Percorrendo Corso Sertorio, l’elegante passeggio della città su cui si affacciano botteghe storiche e ristoranti tipici, bastano solo pochi minuti per raggiungere Piazza San Benedetto, al centro della quale si staglia con fierezza la statua del santo a cui Norcia deve i suoi natali e che conserva ancora il suo fascino originale nonostante gli ingenti danni subiti.

Su un lato della piazza, in particolare, si affacciano le rovine di quello che era (ed è ancora) il cuore pulsante della città, segno tangibile e senza censure di quanto il sisma abbia profondamente violato questo territorio.
È la Basilica di San Benedetto, in gran parte crollata in seguito alla violenta scossa del 2016, di cui oggi rimangono in piedi soltanto la facciata, l’abside e parte delle navate protetti da una gabbia intricata di tiranti e impalcature: un simbolo di tenacia e resilienza, insomma, metafora di una terra che non vuole arrendersi e che lotta ogni giorno con orgoglio per risorgere e rinascere.








Ma Norcia non è solo arte e storia.
Norcia è anche (e soprattutto) sinonimo di buon cibo: non a caso la norcineria, una vera specializzazione nella lavorazione artigianale delle carni che si tramanda da generazioni, è nata proprio in questa città e dalla stessa prende il suo nome.


Da sempre, infatti, il borgo si è imposto come meta ideale per gli amanti dei sapori e dei profumi della Valnerina: insaccati, tartufi neri e legumi rappresentano, per questo luogo, un vero e proprio tesoro da custodire gelosamente.
Protagonista indiscusso di una gastronomia nursina d’eccellenza, il tartufo nero pregiato rappresenta il fiore all’occhiello dei prodotti tipici della zona: raccolto tra dicembre e marzo, si distingue per un aroma penetrante, un gusto particolarmente deciso e un caratteristico colore nero profondo.

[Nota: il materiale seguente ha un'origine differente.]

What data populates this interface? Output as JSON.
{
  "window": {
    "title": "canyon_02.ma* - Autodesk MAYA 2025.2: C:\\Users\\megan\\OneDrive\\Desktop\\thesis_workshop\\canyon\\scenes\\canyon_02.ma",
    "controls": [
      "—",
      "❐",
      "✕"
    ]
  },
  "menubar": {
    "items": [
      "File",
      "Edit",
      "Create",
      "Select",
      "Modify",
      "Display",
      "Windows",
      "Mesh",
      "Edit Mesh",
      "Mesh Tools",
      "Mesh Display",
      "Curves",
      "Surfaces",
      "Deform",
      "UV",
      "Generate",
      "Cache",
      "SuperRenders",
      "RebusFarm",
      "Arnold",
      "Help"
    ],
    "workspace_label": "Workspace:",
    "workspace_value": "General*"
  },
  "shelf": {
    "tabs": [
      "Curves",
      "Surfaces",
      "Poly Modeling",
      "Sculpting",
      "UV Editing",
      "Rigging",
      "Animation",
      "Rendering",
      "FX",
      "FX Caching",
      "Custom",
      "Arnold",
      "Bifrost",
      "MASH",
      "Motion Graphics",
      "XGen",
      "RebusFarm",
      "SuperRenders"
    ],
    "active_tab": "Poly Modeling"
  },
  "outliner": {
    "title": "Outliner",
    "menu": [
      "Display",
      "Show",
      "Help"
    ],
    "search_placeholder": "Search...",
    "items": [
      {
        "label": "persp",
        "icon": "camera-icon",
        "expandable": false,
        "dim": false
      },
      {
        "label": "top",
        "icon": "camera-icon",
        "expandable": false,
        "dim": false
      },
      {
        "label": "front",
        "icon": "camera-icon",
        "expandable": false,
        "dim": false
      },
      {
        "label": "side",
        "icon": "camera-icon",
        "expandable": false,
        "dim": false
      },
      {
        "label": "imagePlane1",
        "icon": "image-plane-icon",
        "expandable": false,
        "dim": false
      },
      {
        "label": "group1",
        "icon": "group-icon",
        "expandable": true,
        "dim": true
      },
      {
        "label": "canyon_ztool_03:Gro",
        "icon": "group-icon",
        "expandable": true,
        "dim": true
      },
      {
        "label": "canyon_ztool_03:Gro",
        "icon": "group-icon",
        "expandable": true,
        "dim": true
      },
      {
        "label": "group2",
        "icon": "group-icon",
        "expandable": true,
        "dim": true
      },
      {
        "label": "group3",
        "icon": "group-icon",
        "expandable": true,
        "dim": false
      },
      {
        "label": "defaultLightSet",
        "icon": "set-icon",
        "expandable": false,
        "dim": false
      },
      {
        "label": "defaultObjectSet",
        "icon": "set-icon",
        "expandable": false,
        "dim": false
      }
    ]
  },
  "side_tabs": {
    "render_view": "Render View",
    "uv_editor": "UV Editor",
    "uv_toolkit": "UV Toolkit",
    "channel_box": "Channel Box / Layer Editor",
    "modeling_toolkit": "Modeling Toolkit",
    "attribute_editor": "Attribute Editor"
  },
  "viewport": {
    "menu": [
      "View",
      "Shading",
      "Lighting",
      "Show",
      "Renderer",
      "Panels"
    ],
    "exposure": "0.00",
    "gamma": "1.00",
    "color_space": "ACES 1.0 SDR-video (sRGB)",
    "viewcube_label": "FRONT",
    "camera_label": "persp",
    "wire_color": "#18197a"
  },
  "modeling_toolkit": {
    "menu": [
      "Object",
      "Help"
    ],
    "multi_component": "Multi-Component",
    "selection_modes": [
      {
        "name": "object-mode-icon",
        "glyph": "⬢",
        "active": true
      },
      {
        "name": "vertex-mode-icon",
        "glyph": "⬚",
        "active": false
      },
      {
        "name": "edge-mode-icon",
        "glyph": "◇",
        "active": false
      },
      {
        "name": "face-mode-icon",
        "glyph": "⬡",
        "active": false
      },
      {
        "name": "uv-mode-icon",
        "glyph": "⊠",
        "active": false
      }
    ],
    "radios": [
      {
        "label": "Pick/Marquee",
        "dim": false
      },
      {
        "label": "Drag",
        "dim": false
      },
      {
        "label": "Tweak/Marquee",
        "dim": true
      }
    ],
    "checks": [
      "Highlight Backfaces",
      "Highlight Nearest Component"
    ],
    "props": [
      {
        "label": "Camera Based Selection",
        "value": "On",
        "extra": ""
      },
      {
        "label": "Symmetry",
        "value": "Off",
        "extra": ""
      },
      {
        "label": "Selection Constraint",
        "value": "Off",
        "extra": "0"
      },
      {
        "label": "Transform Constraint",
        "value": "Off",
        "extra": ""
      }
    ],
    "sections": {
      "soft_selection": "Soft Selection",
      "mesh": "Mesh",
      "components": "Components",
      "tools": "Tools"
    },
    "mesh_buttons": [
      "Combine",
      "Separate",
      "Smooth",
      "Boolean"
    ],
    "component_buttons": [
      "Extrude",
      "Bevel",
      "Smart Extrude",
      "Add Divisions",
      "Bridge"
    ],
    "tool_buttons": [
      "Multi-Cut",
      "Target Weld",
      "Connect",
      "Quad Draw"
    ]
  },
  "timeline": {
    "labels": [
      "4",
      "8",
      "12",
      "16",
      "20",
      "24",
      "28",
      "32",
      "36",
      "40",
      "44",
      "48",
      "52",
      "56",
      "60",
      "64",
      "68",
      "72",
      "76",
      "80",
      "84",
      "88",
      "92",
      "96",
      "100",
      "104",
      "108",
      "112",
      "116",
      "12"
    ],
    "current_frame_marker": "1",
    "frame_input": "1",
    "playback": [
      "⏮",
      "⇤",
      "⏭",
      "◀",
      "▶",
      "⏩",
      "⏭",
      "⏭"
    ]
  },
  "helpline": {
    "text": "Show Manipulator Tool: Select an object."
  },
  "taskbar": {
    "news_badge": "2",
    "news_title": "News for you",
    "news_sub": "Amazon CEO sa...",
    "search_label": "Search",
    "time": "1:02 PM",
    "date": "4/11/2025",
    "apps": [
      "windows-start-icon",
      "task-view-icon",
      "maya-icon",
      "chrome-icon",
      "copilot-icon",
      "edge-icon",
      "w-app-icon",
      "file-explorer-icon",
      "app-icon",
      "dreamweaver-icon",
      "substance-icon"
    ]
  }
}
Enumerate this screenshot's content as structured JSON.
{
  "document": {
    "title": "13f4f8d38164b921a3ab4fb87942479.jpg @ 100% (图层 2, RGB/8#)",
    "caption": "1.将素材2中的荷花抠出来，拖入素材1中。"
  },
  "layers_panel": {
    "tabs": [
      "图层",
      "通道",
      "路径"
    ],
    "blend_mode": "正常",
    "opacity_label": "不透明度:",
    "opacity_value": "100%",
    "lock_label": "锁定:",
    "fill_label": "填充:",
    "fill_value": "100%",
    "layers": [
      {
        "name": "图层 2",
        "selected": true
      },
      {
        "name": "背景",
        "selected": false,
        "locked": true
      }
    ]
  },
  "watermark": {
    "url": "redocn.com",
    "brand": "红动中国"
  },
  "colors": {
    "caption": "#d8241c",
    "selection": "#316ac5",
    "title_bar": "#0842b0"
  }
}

Impossibile, poi, non citare il famosissimo prosciutto di Norcia, un prosciutto di montagna ben stagionato, magro e saporito che si è meritato il marchio IGP per la sua capacità di mantenere inalterati i principi nutritivi di base e per l’alta qualità delle materie prime utilizzate.
Degne di nota sono anche le lenticchie IGP di Castelluccio di Norcia: uniformi e di piccole dimensioni, si coltivano a oltre 1000 m di altitudine in immense distese che, in occasione della loro fioritura, ogni anno attirano migliaia di visitatori pronti a lasciarsi incantare da uno spettacolo di colori unico nel suo genere.


A Norcia, quindi, tragedia e speranza sono strettamente legate e non lasciano spazio alla disperazione. Anzi, anche se ci vorrà ancora del tempo per curare e sanare le ferite di una terra così profondamente martoriata dal terremoto, tanta è la voglia di ripartire, di tornare a vivere e di continuare a far conoscere con orgoglio le bellezze e le tradizioni della Vetusta Nursia.